Leidt ambtshalve toetsing tot een ander oordeel?
7. Los van de door eiseres aangevoerde gronden, ziet de rechtbank in de door de staatssecretaris en eiseres verstrekte gegevens geen grond om te komen tot het oordeel dat aan de rechtmatigheidsvoorwaarden voor het voortduren van deze maatregel niet is voldaan. [5]

Conclusie en gevolgen

8. Het beroep is ongegrond. Dat betekent dat de maatregel van bewaring in stand blijft. Daarom wordt ook het verzoek om schadevergoeding afgewezen.

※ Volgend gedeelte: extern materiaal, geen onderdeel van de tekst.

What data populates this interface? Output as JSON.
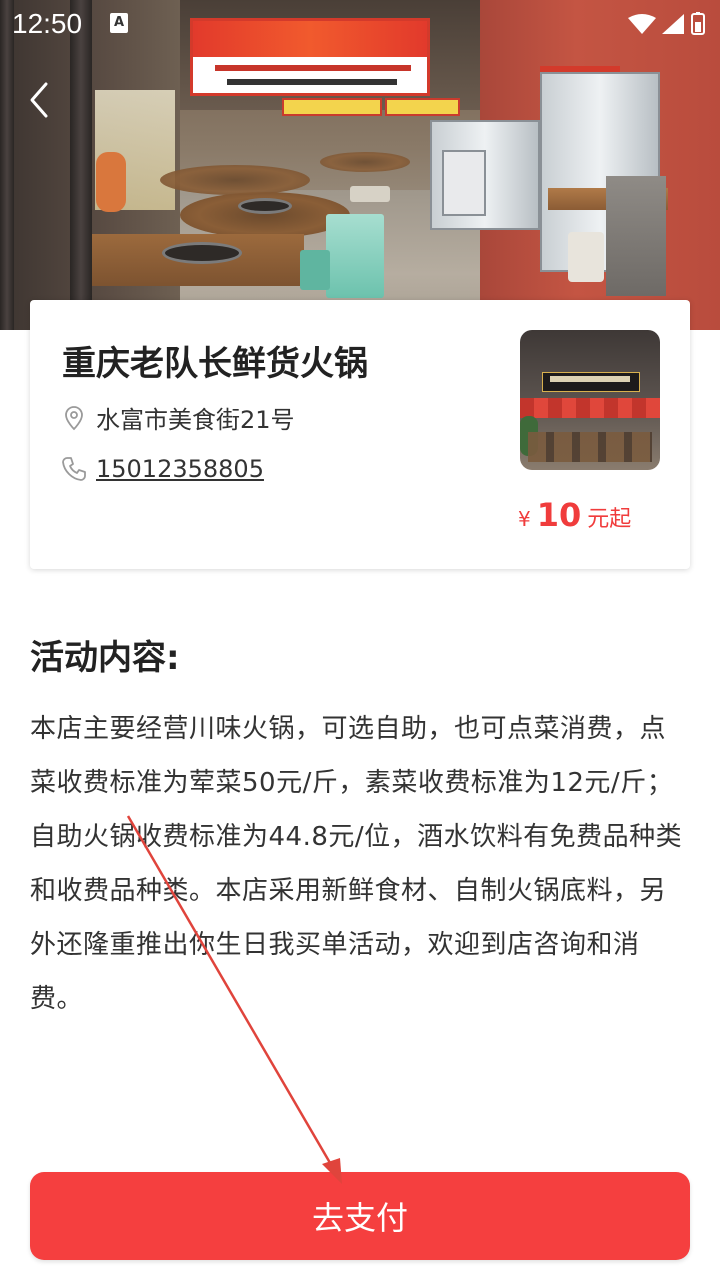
{
  "status_bar": {
    "time": "12:50",
    "notification_glyph": "A",
    "icons": [
      "wifi-icon",
      "signal-icon",
      "battery-icon"
    ]
  },
  "store": {
    "name": "重庆老队长鲜货火锅",
    "address": "水富市美食街21号",
    "phone": "15012358805",
    "price_symbol": "¥",
    "price_value": "10",
    "price_unit": "元起"
  },
  "activity": {
    "title": "活动内容:",
    "body": "本店主要经营川味火锅，可选自助，也可点菜消费，点菜收费标准为荤菜50元/斤，素菜收费标准为12元/斤；自助火锅收费标准为44.8元/位，酒水饮料有免费品种类和收费品种类。本店采用新鲜食材、自制火锅底料，另外还隆重推出你生日我买单活动，欢迎到店咨询和消费。"
  },
  "pay_button": {
    "label": "去支付"
  },
  "colors": {
    "accent": "#f53f3f",
    "price": "#f03c3c",
    "annotation_arrow": "#e0443c"
  }
}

De staatssecretaris hoeft de proceskosten van eiseres niet te vergoeden.

Beslissing

De rechtbank:
  • verklaart het beroep ongegrond;
  • wijst het verzoek om schadevergoeding af.
Deze uitspraak is gedaan door mr. S.A. van Hoof, rechter, in aanwezigheid van mr. S.J.B. ter Beke, griffier.
De uitspraak is uitgesproken in het openbaar en bekendgemaakt op:
Tegen deze uitspraak staat geen hoger beroep of verzet open.

Voetnoten

1.Rb. Den Haag (zp Arnhem) 24 oktober 2023, ECLI:NL:RBDHA:2023:16975.
2.Dat staat in artikel 96, derde lid, van de Vw 2000.
3.ABRvS 30 oktober 2023, ECLI:NL:RVS:2023:3990.
4.Zie bijvoorbeeld het verslag van het vertrekgesprek van 12 januari 2024.
5.Vergelijk HvJEU 8 november 2022, ECLI:EU:C:2022:858.